16 December 2010

When Darkness Falls

Becoming caught on the hills in darkness can be a minor issue; or it can be a major problem resulting in injury or mountain rescue.
The difference between it being a minor or major issue mainly comes down to preparation, knowledge and experience.

It goes without saying to have a well equipped back pack, with all your usual spare gear and safety gear.

Really think about this spare gear though – if you’re becoming cold and damp as night falls and the temperature is dropping even more; is the one lightweight fleece at the bottom of your bag really enough to rewarm you and keep you warm?

Emergency food should not just be a couple of extra chocolate bars, but rather high energy, slow release food; like extra sandwiches, a container of pasta or nuts and fruit.

Ideally have a head torch per person, but failing that certainly have some type of torch per person. Don’t use wind-up torches; they’re useless for night navigation! Also, very importantly, carry spare torch batteries.

Once you realise that hurrying won’t help and you will be caught in dusk; don't get stressed. Stop and take ten/fifteen mins to assess your current location, decide on a safe escape route including navigation points along the way; stock up on food and drink even if you’re not hungry and thirsty as you need your energy and concentration levels kept high.

What can happen is that you find yourself rushing, splitting your group of hikers and making silly mistakes in an effort to get down off the hills as quickly as possible. Instead accept that you are going to be down later than planned and to have the confidence that you can deal with navigating in dusk and darkness.

Map Reading Skills, Compass Bearings, Timing and Pacing are essential skills for navigating safely off the hills in darkness. Doing an Outdoors Ireland Mountain Skills Course in Kerry or Wicklow is an ideal way to develop or recap/improve your knowledge.

Check out this blog post about finding yourself if you do become misplaced.

As part of Mountain Skills 2 you spend time on the hills at nighttime, practicing night navigation.

This is something you can practice yourself as well, somewhere near to a road with no cliffs nearby!

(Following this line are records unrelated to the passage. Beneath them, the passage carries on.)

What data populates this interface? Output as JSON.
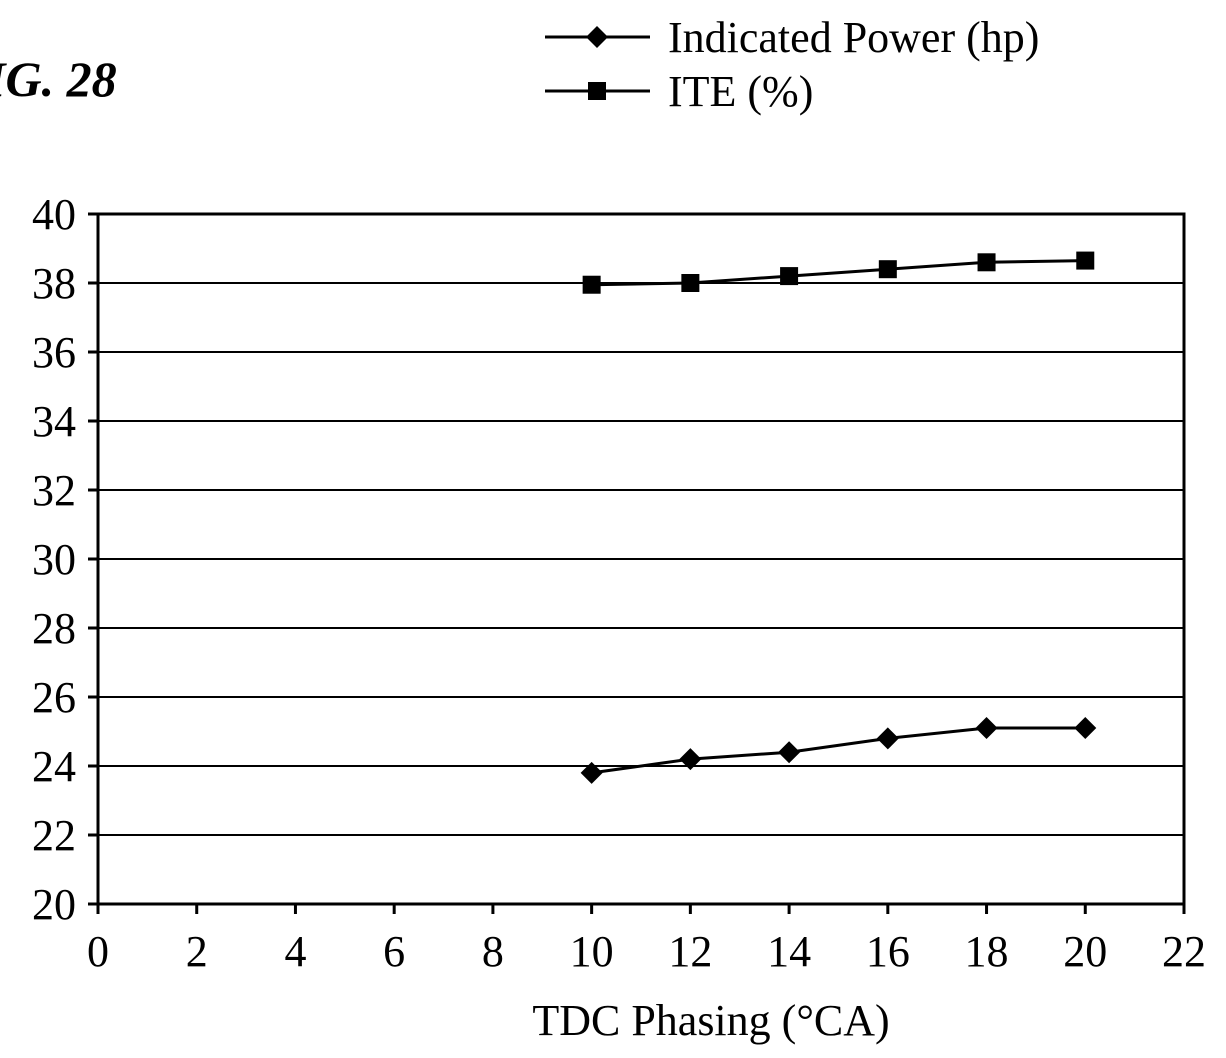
{
  "figure_label": "IG. 28",
  "chart_data": {
    "type": "line",
    "title": "",
    "xlabel": "TDC Phasing (°CA)",
    "ylabel": "",
    "xlim": [
      0,
      22
    ],
    "ylim": [
      20,
      40
    ],
    "x_ticks": [
      "0",
      "2",
      "4",
      "6",
      "8",
      "10",
      "12",
      "14",
      "16",
      "18",
      "20",
      "22"
    ],
    "y_ticks": [
      "20",
      "22",
      "24",
      "26",
      "28",
      "30",
      "32",
      "34",
      "36",
      "38",
      "40"
    ],
    "x_tick_values": [
      0,
      2,
      4,
      6,
      8,
      10,
      12,
      14,
      16,
      18,
      20,
      22
    ],
    "y_tick_values": [
      20,
      22,
      24,
      26,
      28,
      30,
      32,
      34,
      36,
      38,
      40
    ],
    "grid": "horizontal",
    "legend_position": "top-right",
    "series": [
      {
        "name": "Indicated Power (hp)",
        "marker": "diamond",
        "color": "#000000",
        "x": [
          10,
          12,
          14,
          16,
          18,
          20
        ],
        "y": [
          23.8,
          24.2,
          24.4,
          24.8,
          25.1,
          25.1
        ]
      },
      {
        "name": "ITE (%)",
        "marker": "square",
        "color": "#000000",
        "x": [
          10,
          12,
          14,
          16,
          18,
          20
        ],
        "y": [
          37.95,
          38.0,
          38.2,
          38.4,
          38.6,
          38.65
        ]
      }
    ]
  }
}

Half the battle of dealing with benightment, is having experienced it previously and knowing that you can deal with it and have the skills to get yourself out.

Any other tips or advice? Please do leave a comment...

1 comment:

  1. Comment Emailed From Richard:
    Night navigation is no different to white-out or thick mist navigation. You just need to be experienced and accurate in your time-distance-direction and map skills. If there\'s any background light it\'s often better not to use white light at all. Also, better to conserve energy by carrying the lightest load possible. Glucose tablets are light and give instant energy boost. Worked great when soloing the Cullins.